The first version of any skill is a starting point. The Laravel backend agent started as a generic PHP developer prompt. After 15+ rounds of real code review issues, it carries full project context — auth flows, database patterns, security constraints — plus specific anti-patterns that actually prevent mistakes.

More complex components need more refinement. Skills might take 3-5 rounds. Agents need 8-15. Orchestration scripts needed 20+. That's just how it goes.

Here's the rough breakdown:

Component Approach Rounds What Improved
TDD, debugging Community 2-4 Project test runners, pressure tests
UI design (13 files) Book extraction 5+ Design tokens, no Tailwind, Blade
Frontend agent Book extraction 5+ CSS architecture, agent coordination
GitHub workflows Experience 10+ Real failures became anti-patterns
Laravel agent Created 15+ N+1, env(), RefreshDatabase, auth, security
Test validators Created 8+ Hollow assertions, mock abuse, two-phase
Orchestrator Scratch 20+ Resume, rate limits, state, BATS tests

The improvement loop is the whole point.
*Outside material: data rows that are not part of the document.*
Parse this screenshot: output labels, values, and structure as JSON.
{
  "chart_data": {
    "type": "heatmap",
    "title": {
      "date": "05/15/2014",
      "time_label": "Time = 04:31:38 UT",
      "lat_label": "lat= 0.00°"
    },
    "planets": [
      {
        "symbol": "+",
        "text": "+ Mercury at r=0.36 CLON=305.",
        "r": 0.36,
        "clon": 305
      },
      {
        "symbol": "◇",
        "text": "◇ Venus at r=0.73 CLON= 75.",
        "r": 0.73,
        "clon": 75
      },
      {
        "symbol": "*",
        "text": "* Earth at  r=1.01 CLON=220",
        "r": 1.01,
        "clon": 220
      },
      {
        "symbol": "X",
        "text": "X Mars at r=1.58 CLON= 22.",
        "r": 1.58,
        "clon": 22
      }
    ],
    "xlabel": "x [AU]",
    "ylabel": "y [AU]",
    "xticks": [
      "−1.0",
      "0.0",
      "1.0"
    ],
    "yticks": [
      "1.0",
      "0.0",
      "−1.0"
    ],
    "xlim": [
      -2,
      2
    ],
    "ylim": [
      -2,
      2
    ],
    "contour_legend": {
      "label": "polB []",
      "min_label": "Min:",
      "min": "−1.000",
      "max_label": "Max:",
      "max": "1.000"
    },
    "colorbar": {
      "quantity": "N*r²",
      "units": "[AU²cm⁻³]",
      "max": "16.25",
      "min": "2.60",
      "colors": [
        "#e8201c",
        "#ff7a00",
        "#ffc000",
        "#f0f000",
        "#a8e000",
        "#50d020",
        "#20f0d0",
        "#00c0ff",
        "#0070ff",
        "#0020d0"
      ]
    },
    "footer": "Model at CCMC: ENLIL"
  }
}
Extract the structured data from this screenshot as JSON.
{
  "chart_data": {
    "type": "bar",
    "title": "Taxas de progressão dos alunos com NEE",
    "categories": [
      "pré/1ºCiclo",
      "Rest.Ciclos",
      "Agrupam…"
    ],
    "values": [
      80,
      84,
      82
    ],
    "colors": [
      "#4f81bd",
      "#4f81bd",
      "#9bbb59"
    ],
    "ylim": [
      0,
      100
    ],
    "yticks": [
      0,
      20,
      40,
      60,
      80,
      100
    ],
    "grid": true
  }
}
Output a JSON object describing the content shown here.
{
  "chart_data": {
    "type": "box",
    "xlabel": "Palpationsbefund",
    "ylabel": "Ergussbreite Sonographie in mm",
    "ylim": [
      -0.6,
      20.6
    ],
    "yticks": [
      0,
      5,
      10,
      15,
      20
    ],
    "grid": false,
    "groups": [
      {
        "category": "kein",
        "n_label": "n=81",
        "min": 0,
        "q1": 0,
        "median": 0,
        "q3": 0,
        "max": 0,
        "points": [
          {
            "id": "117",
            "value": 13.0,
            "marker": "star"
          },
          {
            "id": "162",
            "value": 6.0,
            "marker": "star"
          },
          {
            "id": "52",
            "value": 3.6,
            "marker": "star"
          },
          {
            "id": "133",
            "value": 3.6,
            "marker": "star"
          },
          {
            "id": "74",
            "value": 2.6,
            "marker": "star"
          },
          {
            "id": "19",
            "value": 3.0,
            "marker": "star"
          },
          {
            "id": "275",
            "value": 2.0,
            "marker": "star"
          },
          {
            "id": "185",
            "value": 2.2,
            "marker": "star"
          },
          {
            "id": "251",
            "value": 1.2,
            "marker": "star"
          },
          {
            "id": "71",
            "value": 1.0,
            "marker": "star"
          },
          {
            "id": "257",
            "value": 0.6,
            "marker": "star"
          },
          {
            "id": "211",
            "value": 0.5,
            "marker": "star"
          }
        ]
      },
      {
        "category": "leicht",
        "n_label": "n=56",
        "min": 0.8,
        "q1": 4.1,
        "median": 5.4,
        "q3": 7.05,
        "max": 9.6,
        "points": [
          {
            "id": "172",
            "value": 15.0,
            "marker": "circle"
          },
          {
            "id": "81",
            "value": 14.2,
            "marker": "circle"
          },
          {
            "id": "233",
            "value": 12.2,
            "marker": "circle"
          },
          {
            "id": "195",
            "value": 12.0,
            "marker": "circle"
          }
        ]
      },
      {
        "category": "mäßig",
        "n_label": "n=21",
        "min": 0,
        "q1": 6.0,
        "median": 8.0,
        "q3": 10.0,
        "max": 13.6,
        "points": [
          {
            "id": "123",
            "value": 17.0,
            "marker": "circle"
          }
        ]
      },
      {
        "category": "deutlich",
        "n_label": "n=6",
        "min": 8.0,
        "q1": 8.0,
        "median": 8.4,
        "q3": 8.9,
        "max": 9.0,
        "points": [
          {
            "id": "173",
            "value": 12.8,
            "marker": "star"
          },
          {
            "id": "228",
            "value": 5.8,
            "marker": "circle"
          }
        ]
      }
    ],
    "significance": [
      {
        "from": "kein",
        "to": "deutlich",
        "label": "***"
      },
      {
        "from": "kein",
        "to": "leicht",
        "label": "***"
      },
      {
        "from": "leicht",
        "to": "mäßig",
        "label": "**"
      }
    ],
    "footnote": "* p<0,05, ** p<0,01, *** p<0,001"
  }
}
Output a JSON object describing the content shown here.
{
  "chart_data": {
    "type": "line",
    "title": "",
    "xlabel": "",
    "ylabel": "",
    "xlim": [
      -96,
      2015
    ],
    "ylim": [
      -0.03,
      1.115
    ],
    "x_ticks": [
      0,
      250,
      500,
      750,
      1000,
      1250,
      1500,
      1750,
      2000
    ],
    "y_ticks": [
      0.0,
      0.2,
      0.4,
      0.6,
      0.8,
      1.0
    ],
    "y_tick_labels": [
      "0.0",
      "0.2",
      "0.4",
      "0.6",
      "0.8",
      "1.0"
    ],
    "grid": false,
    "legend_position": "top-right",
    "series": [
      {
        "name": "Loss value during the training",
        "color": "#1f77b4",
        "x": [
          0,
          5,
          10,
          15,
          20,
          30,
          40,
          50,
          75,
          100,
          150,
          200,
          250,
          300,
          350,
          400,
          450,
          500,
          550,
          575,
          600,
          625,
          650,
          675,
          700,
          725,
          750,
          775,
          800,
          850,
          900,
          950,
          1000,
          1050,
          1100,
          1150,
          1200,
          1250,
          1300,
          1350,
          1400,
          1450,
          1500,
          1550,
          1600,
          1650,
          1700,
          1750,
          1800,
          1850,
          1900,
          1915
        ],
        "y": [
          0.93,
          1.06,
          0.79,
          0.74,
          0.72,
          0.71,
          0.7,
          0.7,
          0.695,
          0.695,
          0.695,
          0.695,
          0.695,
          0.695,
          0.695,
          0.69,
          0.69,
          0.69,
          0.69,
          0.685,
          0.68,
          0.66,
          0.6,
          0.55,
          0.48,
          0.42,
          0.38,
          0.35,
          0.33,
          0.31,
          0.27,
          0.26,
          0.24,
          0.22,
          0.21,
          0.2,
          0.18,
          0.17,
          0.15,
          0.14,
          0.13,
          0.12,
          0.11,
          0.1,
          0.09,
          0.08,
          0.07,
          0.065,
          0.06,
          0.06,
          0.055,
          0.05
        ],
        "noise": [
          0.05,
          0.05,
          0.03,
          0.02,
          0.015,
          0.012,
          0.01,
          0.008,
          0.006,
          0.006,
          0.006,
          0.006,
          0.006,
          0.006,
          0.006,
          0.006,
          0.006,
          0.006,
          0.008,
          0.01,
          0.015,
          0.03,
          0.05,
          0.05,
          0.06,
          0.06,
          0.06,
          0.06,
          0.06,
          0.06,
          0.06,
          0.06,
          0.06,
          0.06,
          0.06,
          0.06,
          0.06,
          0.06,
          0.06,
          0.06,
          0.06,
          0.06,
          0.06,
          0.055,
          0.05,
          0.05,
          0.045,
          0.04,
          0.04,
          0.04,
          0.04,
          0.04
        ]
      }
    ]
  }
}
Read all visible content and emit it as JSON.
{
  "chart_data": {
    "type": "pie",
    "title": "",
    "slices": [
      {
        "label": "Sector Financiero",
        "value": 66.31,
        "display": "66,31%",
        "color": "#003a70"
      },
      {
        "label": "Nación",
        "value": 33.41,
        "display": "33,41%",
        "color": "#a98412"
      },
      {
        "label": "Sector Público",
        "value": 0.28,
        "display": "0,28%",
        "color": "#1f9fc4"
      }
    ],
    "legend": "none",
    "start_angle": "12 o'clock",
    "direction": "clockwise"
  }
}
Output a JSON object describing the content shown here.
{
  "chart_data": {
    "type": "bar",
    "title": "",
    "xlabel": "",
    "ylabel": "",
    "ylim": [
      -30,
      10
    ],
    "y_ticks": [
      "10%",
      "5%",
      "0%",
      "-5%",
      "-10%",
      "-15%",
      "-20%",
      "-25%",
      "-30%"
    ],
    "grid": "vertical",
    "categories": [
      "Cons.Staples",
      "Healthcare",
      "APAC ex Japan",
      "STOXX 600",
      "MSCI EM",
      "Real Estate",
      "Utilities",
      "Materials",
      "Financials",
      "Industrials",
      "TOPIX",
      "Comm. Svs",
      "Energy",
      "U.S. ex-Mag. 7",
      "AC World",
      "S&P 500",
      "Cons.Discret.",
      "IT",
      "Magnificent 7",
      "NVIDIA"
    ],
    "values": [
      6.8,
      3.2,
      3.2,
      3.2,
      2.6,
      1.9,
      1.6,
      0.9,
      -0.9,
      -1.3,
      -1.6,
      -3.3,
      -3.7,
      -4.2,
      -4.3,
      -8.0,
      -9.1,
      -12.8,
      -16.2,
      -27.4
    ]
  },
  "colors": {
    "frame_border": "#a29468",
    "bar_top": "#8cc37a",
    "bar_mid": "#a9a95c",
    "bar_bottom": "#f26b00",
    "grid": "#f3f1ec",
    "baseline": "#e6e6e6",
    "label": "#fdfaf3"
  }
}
Initial drafts get you started. Working through failures and encoding what you learned — that's what makes the system valuable.

After about 6 months, the generic pieces became project-specific. Anti-patterns reflect actual mistakes. Agents coordinate smoothly. Workflows handle edge cases. It's infrastructure that gets better with use instead of documentation that rots.

The effort compounds. That's the key takeaway.